• Duchenne muscular dystrophy (DMD) is a severe, progressive, muscle-wasting disease that leads to difficulties with movement and premature death.
• Duchenne muscular dystrophy (DMD) is caused by mutations in the DMD gene. These mutations frequently entail deletions of one or more exons, which disrupt the open reading frame and introduce a premature stop codon. This leads to the production of a nonfunctional truncated dystrophin protein, resulting in a severe muscle degeneration phenotype.
• The exons 45-50 of mouse Dmd gene were deleted in B-Dmd KO(del45-50) mice.
• Mouse Dmd mRNA and DMD protein were detectable in wild-type C57BL/6JNifdc mice but not in homozygous B-Dmd KO(del45-50) mice.
• This product is used for pharmacodynamics of Duchenne muscular dystrophy.

Gene targeting strategy for B-Dmd KO(del45-50) mice. The exons 45-50 of mouse Dmd gene were deleted in B-Dmd KO(del45-50) mice.

Strain specific analysis of DMD mRNA expression in wild-type C57BL/6JNifdc mice and B-Dmd KO(del45-50) mice by RT-PCR. Heart and skeletal muscle RNA were isolated from wild-type C57BL/6JNifdc mice (+/+) and homozygous B-Dmd KO(del45-50) mice (H/Y), then cDNA libraries were synthesized by reverse transcription, followed by PCR with mouse Dmd primers. Dmd mRNA was detectable in wild-type C57BL/6JNifdc mice (+/+) but not the homozygous B-Dmd KO(del45-50) mice (-/Y).

Western blot analysis of DMD protein expression in B-Dmd KO(del45-50) mice. Various tissue lysates were collected from wild-type C57BL/6JNifdc mice (+/+) and B-Dmd KO(del45-50) mice (-/Y), and then analyzed by western blot with anti-Dystrophin antibody (Sigma, D8168). 50 μg total proteins were loaded for western blotting analysis. DMD was detectable in heart, skeletal muscle and skin from wild-type C57BL/6JNifdc mice (+/+) but not homozygous B-Dmd KO(del45-50) mice (-/Y).

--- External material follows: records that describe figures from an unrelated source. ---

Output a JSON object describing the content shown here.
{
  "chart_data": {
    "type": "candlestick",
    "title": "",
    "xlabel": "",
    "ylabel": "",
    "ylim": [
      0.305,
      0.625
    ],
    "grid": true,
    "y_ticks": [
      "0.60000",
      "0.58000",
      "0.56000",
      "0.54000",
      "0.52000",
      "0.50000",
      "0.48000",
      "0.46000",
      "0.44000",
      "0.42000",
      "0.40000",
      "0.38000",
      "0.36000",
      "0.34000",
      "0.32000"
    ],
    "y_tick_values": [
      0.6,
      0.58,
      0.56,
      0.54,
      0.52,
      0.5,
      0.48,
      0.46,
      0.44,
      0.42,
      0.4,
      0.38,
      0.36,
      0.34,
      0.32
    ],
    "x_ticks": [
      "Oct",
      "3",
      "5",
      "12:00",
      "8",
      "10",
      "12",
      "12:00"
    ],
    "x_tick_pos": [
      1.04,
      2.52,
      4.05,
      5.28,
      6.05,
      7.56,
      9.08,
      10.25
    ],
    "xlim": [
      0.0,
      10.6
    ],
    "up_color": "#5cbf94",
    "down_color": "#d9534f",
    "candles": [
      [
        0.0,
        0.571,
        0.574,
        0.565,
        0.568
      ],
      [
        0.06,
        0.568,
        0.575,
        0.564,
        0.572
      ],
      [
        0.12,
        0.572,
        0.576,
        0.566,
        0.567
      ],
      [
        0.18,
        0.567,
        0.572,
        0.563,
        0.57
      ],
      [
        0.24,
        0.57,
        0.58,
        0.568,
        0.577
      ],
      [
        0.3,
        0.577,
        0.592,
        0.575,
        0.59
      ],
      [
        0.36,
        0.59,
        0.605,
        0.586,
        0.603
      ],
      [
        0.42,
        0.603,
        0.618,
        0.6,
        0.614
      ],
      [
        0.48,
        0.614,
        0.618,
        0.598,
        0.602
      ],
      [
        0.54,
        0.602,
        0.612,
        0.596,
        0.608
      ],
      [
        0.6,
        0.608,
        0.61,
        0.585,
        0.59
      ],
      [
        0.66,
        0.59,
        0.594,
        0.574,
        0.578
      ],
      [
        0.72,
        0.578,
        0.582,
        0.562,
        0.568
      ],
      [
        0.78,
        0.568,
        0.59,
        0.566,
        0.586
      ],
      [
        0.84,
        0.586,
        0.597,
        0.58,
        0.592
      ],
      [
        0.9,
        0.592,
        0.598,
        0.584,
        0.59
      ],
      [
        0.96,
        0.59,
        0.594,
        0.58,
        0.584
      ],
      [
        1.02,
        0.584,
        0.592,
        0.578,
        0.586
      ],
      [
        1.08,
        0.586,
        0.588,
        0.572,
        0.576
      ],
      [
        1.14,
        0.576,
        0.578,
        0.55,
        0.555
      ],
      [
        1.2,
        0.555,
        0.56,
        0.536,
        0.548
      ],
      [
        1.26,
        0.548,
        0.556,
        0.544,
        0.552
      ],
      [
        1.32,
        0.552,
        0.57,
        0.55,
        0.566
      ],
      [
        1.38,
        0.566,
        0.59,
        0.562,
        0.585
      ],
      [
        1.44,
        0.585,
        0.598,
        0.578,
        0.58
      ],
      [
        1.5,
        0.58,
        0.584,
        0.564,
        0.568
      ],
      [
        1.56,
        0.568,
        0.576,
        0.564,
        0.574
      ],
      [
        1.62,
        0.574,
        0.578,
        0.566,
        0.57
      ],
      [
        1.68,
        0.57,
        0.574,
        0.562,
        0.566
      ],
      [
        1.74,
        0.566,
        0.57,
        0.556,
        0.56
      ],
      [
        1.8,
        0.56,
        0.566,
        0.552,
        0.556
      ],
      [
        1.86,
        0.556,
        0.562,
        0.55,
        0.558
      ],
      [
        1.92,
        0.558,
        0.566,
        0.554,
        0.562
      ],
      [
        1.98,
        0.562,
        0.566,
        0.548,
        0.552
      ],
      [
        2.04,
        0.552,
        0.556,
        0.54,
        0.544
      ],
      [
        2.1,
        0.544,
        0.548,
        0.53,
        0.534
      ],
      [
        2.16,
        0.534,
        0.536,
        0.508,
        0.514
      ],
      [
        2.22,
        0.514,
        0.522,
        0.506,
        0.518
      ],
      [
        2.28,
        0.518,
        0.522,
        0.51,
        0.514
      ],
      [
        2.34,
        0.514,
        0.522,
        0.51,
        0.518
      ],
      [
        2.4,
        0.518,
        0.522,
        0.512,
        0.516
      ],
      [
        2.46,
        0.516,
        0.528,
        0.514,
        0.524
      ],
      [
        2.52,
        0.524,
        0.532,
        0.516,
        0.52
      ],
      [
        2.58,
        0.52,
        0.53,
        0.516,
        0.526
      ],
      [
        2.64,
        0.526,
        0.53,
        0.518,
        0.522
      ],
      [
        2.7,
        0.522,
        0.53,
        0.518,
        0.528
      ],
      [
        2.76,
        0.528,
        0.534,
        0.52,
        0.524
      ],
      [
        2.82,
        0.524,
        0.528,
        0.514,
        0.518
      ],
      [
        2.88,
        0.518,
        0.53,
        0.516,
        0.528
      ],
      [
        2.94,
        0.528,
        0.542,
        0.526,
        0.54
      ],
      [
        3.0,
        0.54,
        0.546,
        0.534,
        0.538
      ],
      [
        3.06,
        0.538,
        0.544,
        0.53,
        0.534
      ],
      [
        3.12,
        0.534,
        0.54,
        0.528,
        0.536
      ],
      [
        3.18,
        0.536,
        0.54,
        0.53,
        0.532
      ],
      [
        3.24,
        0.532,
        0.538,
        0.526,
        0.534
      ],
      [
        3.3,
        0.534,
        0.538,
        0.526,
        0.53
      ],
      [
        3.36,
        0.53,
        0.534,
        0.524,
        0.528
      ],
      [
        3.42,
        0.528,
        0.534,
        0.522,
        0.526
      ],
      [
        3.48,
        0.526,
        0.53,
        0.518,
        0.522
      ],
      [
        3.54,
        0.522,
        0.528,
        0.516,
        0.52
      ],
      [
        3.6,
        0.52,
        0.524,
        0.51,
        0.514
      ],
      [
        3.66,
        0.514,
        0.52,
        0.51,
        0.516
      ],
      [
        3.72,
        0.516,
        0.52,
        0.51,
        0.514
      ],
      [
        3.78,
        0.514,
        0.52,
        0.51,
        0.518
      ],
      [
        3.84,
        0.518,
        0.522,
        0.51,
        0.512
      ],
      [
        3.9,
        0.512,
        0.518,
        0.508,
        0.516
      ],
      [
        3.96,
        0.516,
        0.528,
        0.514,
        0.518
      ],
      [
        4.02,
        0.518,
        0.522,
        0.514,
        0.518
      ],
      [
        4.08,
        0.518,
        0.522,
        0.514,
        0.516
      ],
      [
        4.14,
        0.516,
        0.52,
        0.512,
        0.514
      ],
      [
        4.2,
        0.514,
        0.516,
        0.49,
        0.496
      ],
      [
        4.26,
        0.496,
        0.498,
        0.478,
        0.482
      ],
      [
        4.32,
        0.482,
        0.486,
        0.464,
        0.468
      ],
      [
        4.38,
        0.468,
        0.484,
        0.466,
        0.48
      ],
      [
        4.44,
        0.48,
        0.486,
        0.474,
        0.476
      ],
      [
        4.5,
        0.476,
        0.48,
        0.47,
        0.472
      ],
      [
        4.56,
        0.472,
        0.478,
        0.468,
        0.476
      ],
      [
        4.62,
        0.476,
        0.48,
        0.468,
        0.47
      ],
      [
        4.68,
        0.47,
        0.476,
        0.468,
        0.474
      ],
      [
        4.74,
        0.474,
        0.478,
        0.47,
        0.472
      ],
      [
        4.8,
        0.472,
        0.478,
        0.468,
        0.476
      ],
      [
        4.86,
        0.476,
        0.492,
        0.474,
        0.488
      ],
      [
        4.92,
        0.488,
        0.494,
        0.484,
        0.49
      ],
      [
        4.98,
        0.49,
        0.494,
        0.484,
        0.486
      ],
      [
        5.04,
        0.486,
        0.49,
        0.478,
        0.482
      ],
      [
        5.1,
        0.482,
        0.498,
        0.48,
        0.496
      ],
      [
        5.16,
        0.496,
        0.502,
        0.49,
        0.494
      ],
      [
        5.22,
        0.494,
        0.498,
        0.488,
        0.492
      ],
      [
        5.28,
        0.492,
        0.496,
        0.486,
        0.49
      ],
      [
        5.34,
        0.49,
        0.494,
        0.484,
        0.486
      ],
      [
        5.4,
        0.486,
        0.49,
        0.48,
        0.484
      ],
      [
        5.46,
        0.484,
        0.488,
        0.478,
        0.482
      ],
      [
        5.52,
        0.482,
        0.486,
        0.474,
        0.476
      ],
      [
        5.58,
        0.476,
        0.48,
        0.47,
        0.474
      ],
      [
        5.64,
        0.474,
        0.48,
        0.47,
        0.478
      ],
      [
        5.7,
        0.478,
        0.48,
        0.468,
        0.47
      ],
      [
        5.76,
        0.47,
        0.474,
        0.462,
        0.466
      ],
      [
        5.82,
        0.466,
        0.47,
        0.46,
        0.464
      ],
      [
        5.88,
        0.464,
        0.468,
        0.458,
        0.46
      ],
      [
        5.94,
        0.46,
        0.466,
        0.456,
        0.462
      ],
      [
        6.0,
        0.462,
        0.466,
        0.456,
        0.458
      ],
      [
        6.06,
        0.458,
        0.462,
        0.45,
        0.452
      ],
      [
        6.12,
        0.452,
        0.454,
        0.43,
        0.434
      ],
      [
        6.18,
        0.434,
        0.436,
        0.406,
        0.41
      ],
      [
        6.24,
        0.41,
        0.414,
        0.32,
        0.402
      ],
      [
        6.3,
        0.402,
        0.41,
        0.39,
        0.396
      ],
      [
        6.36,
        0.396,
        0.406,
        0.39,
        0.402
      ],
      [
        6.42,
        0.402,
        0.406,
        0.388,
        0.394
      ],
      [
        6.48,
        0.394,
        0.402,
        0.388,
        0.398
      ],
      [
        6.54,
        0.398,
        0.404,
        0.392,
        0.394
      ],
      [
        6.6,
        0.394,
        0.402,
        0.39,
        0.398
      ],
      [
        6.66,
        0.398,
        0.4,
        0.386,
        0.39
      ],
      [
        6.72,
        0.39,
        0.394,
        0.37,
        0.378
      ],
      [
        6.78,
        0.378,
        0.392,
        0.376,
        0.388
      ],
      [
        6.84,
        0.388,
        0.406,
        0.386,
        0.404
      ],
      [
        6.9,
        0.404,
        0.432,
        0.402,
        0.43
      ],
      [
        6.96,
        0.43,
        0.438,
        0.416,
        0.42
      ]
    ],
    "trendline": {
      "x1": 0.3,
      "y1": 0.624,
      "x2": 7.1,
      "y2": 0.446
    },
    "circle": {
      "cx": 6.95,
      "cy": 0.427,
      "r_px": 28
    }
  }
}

Behavioral performance in wild-type C57BL/6JNifdc and homozygous B-Dmd KO(del45-50) mice. Grip strength tests were conducted to assay the behavioral performance in wild-type C57BL/6JNifdc and homozygous B-Dmd KO(del45-50) mice (male, 5-month-old, n=9). Grip strength results showed the strength produced by forelimb was ~20 N/kg in homozygous B-Dmd KO(del45-50) mice, which was significant weaker than that in wild-type control mice. All grip strength measurements are normalized to the individual animal’s body weight. Values are expressed as mean ± SEM. Significance was determined by unpaired t test.  *P < 0.05, **P < 0.01, ***P < 0.001, ****P < 0.0001.

Behavioral performance in wild-type C57BL/6JNifdc and homozygous B-Dmd KO(del45-50) mice. Rotarod tests were conducted to assay the behavioral performance in wild-type C57BL/6JNifdc and homozygous B-Dmd KO(del45-50) mice (male, 5-month-old, n=9). Rotarod tests were performed to assay the motor coordination. The latency to fall, rodspeed and total distance were significantly decreased in homozygous B-Dmd KO(del45-50) mice, showing the impairment of motor coordination and balance. Values are expressed as mean ± SEM. Significance was determined by unpaired t test.  *P < 0.05, **P < 0.01, ***P < 0.001, ****P < 0.0001.